In a 56-patient phase I study, five of 23 who received Toca FC up to 300mg/kg/day achieved complete responses with a median duration of 36 months. Median OS in all patients in this cohort was 14.4 months, compared with historical rates of 6-9 months.
Toca 511 and Toca FC both have pretty clean safety profiles, with grade three or greater treatment-related severe adverse events of 5.5% and 1.6% respectively. H.C. Wainwright analysts note that standard-of-case lomustine, temozolomide and Avastin have rates of 37%, 57% and 46%, respectively.
Meanwhile, in the third quarter Restorbio will report data from its phase IIb trial of RTB101, an mTOR inhibitor targeting the rapamycin complex 1 pathway and intended to reduce the incidence of respiratory tract infections (RTIs) in elderly subjects – the seventh-biggest cause of death in people aged 65 years and older, according to the company.
The double-blind trial, in 652 patients at an increased risk of RTI-associated morbidity and mortality aged 85 and over, or 65-84 with comorbidities, enrolled elderly subjects enrolled during the winter cold and flu seasons in the southern (part 1) and northern (part 2) hemispheres.
Part 1 involved 179 patients given 10mg or 5mg RTB101 once daily versus placebo. The data-monitoring committee recommended the start of part 2 at the end of last year. This enrolled 473 patients given 10mg RTB101 once or twice daily, or 10mg RTB101 plus 0.1mg Afinitor once-daily, versus placebo. All subjects were treated for 16 weeks, with eight weeks' follow-up.
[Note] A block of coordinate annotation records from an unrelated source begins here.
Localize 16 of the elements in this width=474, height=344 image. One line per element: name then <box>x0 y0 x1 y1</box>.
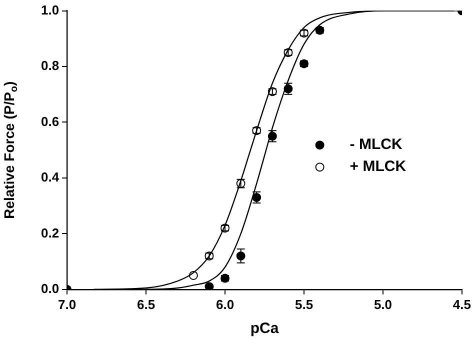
x-tick-label: 5.5 <box>294 296 314 312</box>
x-tick-label: 6.5 <box>137 296 156 312</box>
y-tick-label: 0.8 <box>40 58 60 74</box>
x-tick-label: 7.0 <box>58 296 76 312</box>
y-tick-label: 0.2 <box>40 225 60 240</box>
y-tick-label: 1.0 <box>40 2 60 18</box>
legend-label: - MLCK <box>350 136 402 154</box>
y-axis-title: Relative Force (P/Po) <box>1 81 20 219</box>
y-tick-label: 0.0 <box>40 280 60 296</box>
y-tick-label: 0.4 <box>40 170 60 185</box>
x-tick-label: 6.0 <box>216 296 234 312</box>
x-tick-label: 5.0 <box>374 296 392 312</box>
x-tick-label: 4.5 <box>452 296 472 312</box>
legend-label: + MLCK <box>350 158 406 176</box>
y-tick-label: 0.6 <box>40 114 60 129</box>
x-axis-title: pCa <box>250 320 280 338</box>
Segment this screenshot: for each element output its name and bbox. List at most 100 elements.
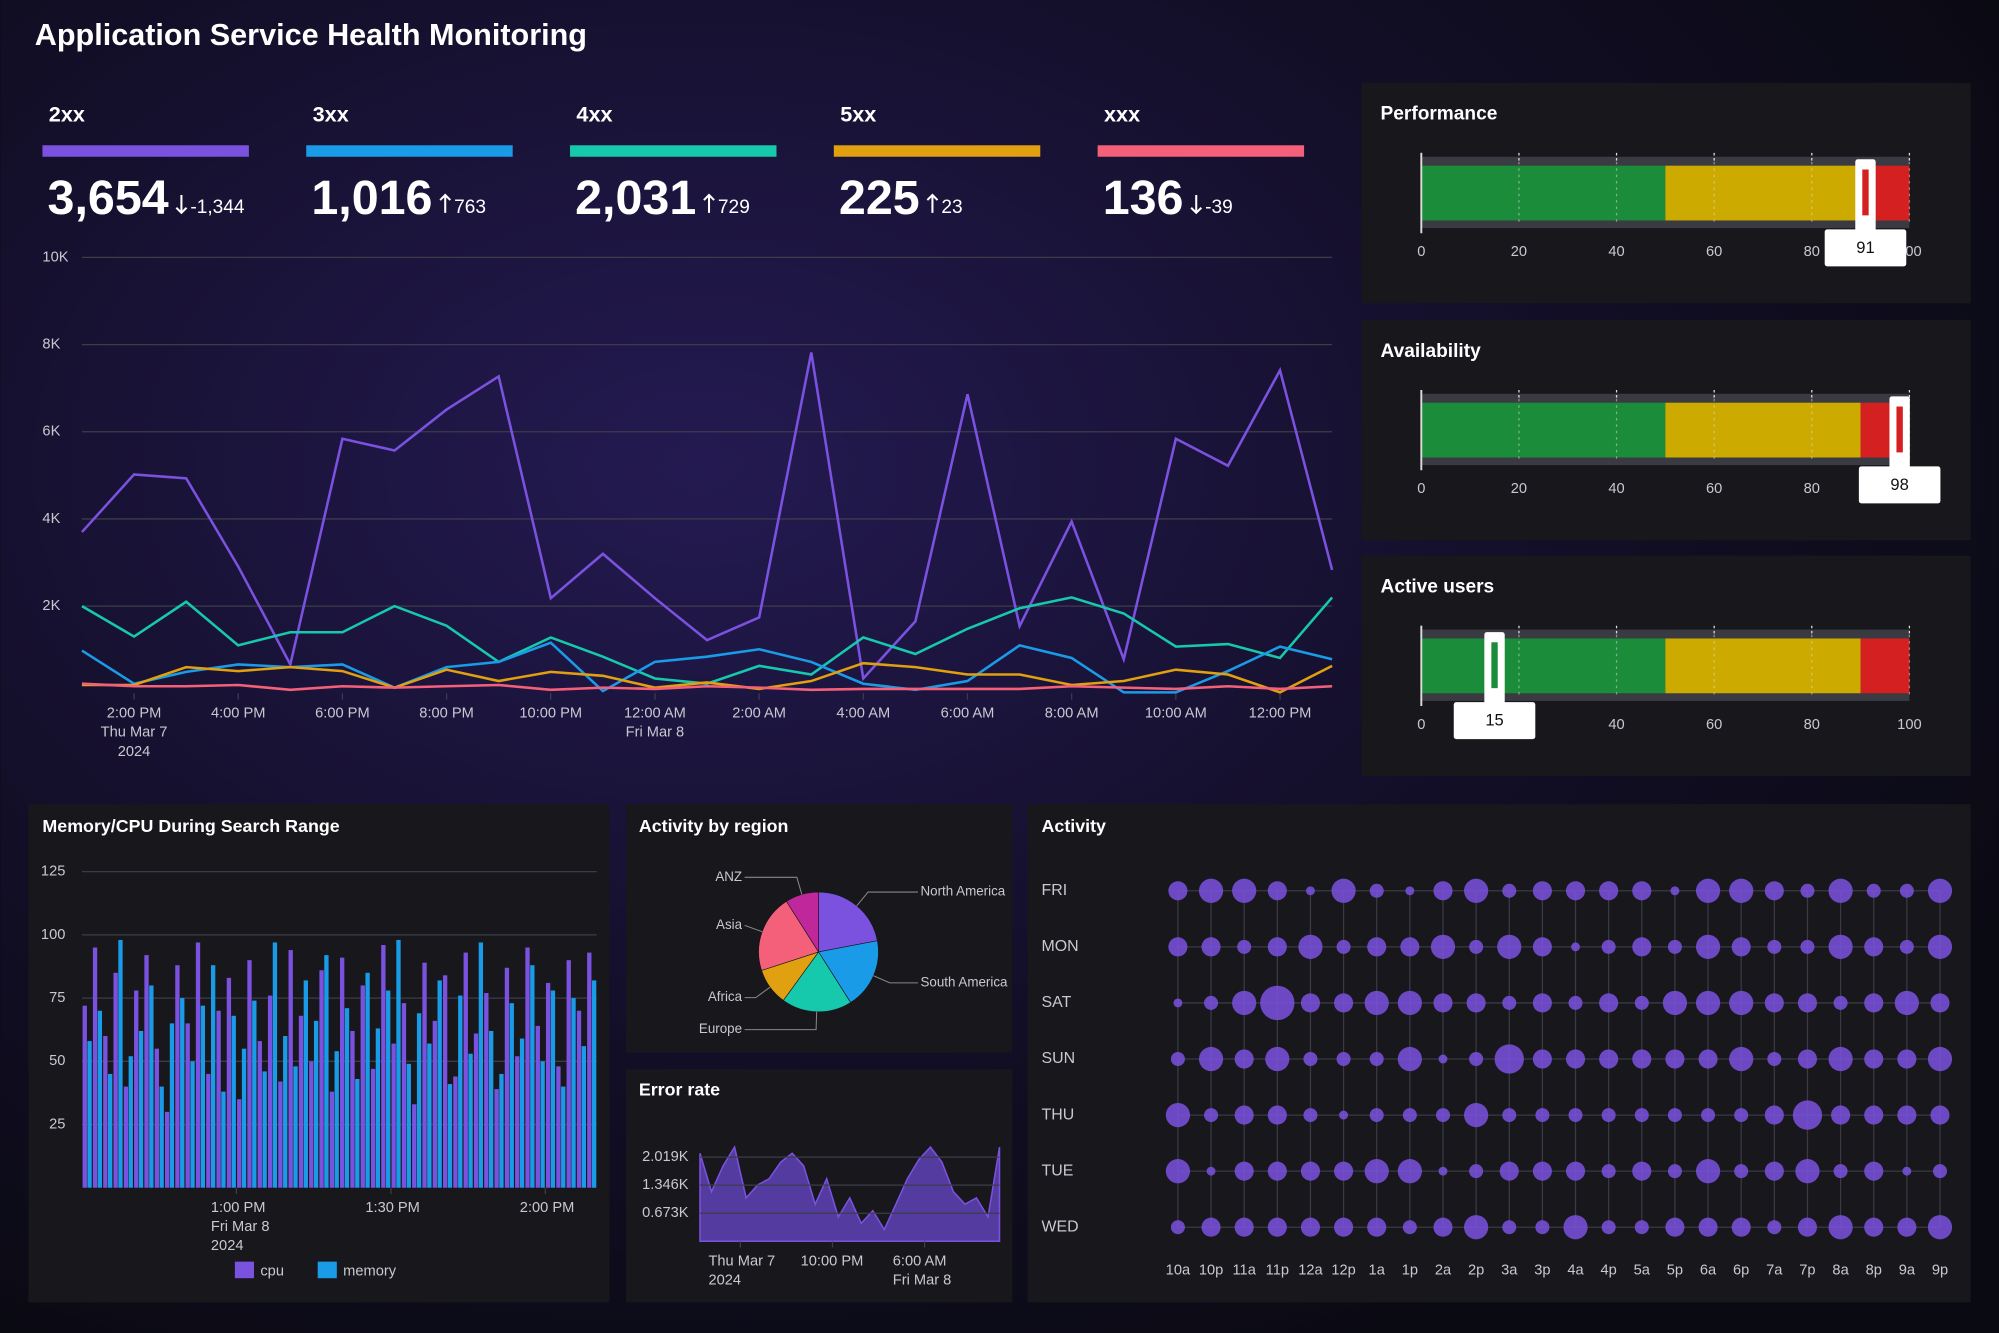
bar [370, 1068, 376, 1188]
bubble [1170, 1220, 1185, 1235]
bubble [1369, 1108, 1384, 1123]
bar [504, 967, 510, 1188]
bar [200, 1005, 206, 1188]
x-tick-label: 60 [1706, 481, 1722, 497]
kpi-label: 5xx [840, 102, 876, 127]
line-series [81, 661, 1333, 694]
bubble [1634, 995, 1649, 1010]
bubble [1927, 878, 1953, 903]
bubble [1565, 1049, 1586, 1069]
bubble [1634, 1108, 1649, 1123]
leader-line [744, 1011, 818, 1031]
x-tick-label: 2024 [211, 1238, 244, 1254]
bubble [1168, 937, 1188, 957]
bubble [1433, 993, 1453, 1013]
bubble [1469, 1164, 1484, 1179]
bar [278, 1081, 283, 1188]
bubble [1698, 1217, 1718, 1237]
bubble [1731, 1217, 1751, 1237]
panel-title: Activity [1042, 816, 1106, 836]
leader-line [873, 975, 918, 984]
bubble [1831, 1105, 1851, 1125]
bubble [1502, 995, 1517, 1010]
kpi-color-bar [1097, 145, 1305, 157]
bubble [1435, 1108, 1450, 1123]
x-tick-label: 2:00 PM [520, 1200, 575, 1216]
x-tick-label: 4a [1567, 1262, 1584, 1278]
kpi-label: 3xx [313, 102, 349, 127]
pie-label: Africa [708, 989, 743, 1004]
x-tick-label: 6:00 AM [893, 1254, 947, 1270]
bubble [1305, 886, 1315, 896]
bubble [1571, 942, 1580, 952]
bubble [1833, 1164, 1848, 1179]
bubble [1502, 1108, 1517, 1123]
value-box [1453, 702, 1536, 740]
bubble [1797, 1217, 1818, 1237]
bar [185, 1023, 190, 1188]
bubble [1927, 1046, 1953, 1072]
bar [422, 962, 427, 1188]
pie-slice [782, 951, 852, 1013]
bubble [1632, 937, 1652, 957]
bubble [1902, 1166, 1912, 1176]
bubble [1438, 1166, 1448, 1176]
bar [416, 1013, 422, 1188]
kpi-value: 136 [1103, 171, 1184, 225]
bubble [1864, 937, 1884, 957]
bubble [1729, 1046, 1754, 1072]
bubble [1170, 1051, 1185, 1067]
bar [561, 1086, 566, 1188]
x-tick-label: 8:00 AM [1045, 706, 1099, 722]
bubble [1267, 1161, 1287, 1181]
x-tick-label: 4:00 AM [836, 706, 890, 722]
gauge-band [1421, 402, 1666, 458]
bar [210, 965, 216, 1188]
bar [437, 980, 442, 1188]
kpi-color-bar [42, 145, 249, 157]
bar [525, 947, 530, 1188]
x-tick-label: 9p [1932, 1262, 1948, 1278]
y-tick-label: 2.019K [642, 1149, 689, 1165]
bar [365, 972, 370, 1188]
bar [103, 1036, 108, 1188]
y-tick-label: SAT [1042, 994, 1072, 1011]
bar [344, 1008, 350, 1188]
y-tick-label: 6K [42, 424, 60, 440]
x-tick-label: 3p [1534, 1262, 1550, 1278]
y-tick-label: MON [1042, 938, 1079, 955]
value-label: 91 [1856, 238, 1874, 257]
bubble [1828, 878, 1853, 903]
x-tick-label: 80 [1804, 717, 1820, 733]
bar [324, 955, 329, 1188]
x-tick-label: 1:00 PM [211, 1200, 266, 1216]
bar [272, 942, 278, 1188]
bar [113, 972, 118, 1188]
x-tick-label: 5a [1634, 1262, 1651, 1278]
bubble [1800, 883, 1815, 898]
bubble [1764, 1161, 1784, 1181]
bubble [1234, 1217, 1254, 1237]
x-tick-label: 3a [1501, 1262, 1518, 1278]
x-tick-label: 40 [1608, 244, 1624, 260]
bar [478, 942, 484, 1188]
bar [231, 1015, 236, 1188]
gauge-band [1665, 165, 1861, 221]
x-tick-label: 2:00 PM [107, 706, 162, 722]
leader-line [744, 925, 763, 933]
x-tick-label: 5p [1667, 1262, 1683, 1278]
x-tick-label: 10:00 PM [801, 1254, 864, 1270]
bubble [1695, 1159, 1721, 1184]
bubble [1897, 1217, 1917, 1237]
bar [154, 1048, 159, 1188]
bubble [1303, 1108, 1318, 1123]
x-tick-label: 1a [1369, 1262, 1386, 1278]
bubble [1767, 1220, 1782, 1235]
y-tick-label: 0.673K [642, 1205, 689, 1221]
x-tick-label: 20 [1511, 481, 1527, 497]
bubble [1828, 934, 1853, 959]
bar [453, 1076, 458, 1188]
x-tick-label: 0 [1417, 481, 1425, 497]
bar [169, 1023, 175, 1188]
bar [499, 1073, 504, 1188]
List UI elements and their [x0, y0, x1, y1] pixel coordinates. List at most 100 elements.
The primary endpoint is the reduction in the percentage of subjects with RTIs through week 16. The study was 80% powered to show statistical significance for a 40% reduction in RTIs.
In an earlier phase IIa study, run by the project's originator, Novartis, combination of 10mg RTB101 plus 0.1mg Afinitor decreased respiratory tract infections by 58% versus placebo (p=0.038) after six weeks; at one year the reduction was 36%. This trial was initially designed to assess the ability of RTB101 to improve response rates to influenza vaccination, but a noticeable reduction in infections resulted in a focus on RTI prevention.
Novartis licensed RTB101, then known as BEZ235, last year to Restorbio's parent company, Puretech. Novartis has a stake in Restorbio, and the deal calls for future milestones and royalties.
Restorbio raised $98m in a Nasdaq IPO in January, but the shares have since fallen 50%. The company has $135.7m in cash, enough to fund it through 2020, and if the latest data look positive pivotal studies could start next year.